The daughter of a British press baron and a swindle artist made contact with a New York businessman in the early 1990s, and they soon became a formidable team.

Florida police began to investigate reports that a wealthy Palm Beach man was sexually abusing girls from local schools. In 2008 he was granted a secret deal that allowed him to plead to lesser charges of prostitution and serve 13 months in jail.

The case was revived by federal prosecutors in Manhattan after an investigative report in the Miami Herald. After stepping off his private jet at an airport, he was arrested. A year later, he was arrested at a large home in New Hampshire.

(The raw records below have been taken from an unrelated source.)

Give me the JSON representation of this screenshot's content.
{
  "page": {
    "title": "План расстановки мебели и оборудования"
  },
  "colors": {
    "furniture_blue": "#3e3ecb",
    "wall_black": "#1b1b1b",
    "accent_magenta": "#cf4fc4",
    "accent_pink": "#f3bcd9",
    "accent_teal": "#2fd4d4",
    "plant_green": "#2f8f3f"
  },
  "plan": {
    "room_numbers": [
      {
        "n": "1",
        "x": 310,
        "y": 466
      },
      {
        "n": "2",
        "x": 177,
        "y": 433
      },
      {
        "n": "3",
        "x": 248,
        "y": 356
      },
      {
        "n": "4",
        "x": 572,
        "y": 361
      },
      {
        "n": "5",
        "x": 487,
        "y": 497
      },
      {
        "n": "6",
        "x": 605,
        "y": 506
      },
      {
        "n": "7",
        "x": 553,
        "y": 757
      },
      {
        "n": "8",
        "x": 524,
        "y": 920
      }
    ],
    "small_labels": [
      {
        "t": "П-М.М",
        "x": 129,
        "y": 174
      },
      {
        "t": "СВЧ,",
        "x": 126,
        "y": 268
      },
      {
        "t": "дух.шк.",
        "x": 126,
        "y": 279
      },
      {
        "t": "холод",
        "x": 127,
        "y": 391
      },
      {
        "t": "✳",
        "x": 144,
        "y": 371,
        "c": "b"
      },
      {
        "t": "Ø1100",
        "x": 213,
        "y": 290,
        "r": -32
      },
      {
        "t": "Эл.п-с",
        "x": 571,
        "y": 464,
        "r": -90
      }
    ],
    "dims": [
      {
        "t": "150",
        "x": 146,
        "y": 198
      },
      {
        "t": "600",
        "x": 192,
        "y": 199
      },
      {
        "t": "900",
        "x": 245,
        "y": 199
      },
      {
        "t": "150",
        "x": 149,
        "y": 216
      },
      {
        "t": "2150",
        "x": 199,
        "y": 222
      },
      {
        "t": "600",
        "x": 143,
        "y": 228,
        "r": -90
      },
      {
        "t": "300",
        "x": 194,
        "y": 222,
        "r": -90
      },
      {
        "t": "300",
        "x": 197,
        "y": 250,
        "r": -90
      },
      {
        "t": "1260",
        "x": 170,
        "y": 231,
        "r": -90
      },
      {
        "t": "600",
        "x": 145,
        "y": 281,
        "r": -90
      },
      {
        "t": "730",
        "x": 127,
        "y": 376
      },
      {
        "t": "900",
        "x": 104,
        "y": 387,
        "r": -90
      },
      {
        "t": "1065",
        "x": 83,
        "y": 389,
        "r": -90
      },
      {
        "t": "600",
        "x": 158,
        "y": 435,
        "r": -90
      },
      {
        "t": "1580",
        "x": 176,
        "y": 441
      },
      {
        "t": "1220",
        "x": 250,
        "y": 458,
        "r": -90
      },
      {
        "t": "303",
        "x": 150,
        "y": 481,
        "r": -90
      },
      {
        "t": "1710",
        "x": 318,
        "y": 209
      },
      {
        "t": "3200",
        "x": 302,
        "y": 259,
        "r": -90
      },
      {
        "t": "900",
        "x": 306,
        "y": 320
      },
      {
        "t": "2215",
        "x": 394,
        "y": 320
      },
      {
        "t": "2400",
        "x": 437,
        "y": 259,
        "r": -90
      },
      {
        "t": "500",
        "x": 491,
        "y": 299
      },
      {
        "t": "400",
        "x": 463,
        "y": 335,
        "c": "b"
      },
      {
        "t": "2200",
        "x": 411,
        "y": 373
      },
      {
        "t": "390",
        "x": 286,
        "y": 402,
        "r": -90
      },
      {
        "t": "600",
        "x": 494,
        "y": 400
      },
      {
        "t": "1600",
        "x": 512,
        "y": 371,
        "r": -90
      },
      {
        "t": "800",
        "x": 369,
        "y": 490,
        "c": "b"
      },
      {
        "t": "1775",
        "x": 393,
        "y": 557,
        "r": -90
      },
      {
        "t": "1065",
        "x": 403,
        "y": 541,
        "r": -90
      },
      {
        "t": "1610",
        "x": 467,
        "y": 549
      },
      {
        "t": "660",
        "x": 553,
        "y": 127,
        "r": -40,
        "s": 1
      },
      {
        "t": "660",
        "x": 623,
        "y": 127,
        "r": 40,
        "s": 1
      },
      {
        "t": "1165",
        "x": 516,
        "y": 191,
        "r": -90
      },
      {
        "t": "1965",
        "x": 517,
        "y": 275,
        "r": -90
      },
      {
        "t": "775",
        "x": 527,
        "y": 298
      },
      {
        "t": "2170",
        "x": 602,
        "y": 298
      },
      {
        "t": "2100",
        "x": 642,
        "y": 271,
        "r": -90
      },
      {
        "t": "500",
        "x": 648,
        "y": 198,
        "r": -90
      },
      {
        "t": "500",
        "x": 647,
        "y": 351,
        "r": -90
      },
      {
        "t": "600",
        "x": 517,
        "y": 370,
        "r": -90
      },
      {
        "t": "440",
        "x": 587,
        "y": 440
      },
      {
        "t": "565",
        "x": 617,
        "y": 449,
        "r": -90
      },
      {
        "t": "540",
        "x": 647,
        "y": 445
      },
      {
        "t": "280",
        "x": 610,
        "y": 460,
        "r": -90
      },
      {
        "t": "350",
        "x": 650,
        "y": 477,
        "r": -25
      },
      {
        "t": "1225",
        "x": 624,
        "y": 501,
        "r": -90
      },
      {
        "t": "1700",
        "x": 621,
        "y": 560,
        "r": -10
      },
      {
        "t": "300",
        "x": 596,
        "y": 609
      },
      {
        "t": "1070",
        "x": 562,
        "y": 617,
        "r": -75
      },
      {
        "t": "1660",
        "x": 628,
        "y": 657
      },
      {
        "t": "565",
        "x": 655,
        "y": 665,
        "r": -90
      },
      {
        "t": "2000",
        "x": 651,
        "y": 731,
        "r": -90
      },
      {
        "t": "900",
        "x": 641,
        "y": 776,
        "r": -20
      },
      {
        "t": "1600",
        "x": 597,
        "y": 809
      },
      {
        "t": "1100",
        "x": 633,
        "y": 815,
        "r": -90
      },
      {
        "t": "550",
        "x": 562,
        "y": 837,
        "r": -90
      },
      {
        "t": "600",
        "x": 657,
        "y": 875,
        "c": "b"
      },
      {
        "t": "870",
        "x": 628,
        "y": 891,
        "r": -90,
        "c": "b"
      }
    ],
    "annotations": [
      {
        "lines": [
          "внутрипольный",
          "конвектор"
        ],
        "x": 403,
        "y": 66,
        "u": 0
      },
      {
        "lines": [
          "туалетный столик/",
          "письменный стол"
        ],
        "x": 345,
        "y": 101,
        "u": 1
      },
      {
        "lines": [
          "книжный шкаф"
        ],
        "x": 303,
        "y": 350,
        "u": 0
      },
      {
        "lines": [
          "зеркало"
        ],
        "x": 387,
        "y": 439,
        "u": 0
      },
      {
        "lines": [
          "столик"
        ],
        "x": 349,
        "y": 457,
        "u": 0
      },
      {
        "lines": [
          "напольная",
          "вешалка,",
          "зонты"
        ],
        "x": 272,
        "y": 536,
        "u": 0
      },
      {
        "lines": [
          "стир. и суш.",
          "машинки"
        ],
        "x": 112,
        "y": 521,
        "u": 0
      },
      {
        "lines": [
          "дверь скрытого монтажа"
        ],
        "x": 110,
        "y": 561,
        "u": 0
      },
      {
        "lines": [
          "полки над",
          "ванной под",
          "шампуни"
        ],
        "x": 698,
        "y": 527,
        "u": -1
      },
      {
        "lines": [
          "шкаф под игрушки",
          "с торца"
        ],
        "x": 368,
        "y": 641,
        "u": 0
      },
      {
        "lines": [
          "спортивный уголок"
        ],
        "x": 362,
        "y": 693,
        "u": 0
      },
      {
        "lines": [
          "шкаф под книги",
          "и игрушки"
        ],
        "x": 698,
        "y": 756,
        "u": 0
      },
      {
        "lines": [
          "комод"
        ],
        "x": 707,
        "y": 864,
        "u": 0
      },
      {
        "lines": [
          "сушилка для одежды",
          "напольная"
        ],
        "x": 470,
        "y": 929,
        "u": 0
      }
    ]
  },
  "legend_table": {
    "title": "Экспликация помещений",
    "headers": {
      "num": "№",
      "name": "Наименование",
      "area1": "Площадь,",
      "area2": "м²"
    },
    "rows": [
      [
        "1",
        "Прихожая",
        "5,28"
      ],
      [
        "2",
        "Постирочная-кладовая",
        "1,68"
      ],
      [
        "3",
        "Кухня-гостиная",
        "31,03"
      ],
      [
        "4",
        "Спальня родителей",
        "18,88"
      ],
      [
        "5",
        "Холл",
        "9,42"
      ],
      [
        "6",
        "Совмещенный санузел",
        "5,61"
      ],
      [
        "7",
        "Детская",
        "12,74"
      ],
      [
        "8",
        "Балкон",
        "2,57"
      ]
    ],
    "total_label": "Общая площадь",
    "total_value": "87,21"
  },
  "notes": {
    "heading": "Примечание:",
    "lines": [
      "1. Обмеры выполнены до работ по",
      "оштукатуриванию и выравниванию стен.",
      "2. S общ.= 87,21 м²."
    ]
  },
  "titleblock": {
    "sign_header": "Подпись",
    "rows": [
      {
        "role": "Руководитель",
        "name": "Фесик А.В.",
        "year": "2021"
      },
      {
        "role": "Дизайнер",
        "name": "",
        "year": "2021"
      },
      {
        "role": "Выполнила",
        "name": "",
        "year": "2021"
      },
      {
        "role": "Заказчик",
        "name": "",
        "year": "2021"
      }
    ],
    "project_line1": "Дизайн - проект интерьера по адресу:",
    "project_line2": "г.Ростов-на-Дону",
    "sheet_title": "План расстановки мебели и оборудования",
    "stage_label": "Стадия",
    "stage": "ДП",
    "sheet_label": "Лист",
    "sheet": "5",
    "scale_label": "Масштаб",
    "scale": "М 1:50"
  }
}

In one of the most emotional moments of the trial, a witness identified as Carolyn described her upbringing in a broken home, with an alcoholic mother and absent father, and how an older girl brought her to the Palm Beach home when she was 14 with the promise of earning some cash.

Carolyn and her boyfriend would use the money from the sexualised massages to buy drugs over the next two years. She called the English woman who helped arrange the dates because she couldn't say her first name. At the time, her boyfriend described her as a child.

Carolyn said that her soul was broken during her testimony.

Jane said that she was driven to the Mar-a-Lago club to meet Trump.

The trial papers were shuffled on the desk in front of her by her lawyers. The siblings sat in the front row of the court.

The government has not proven its case beyond a reasonable doubt, so there is no need for me to testify, said the woman. She only spoke to the court.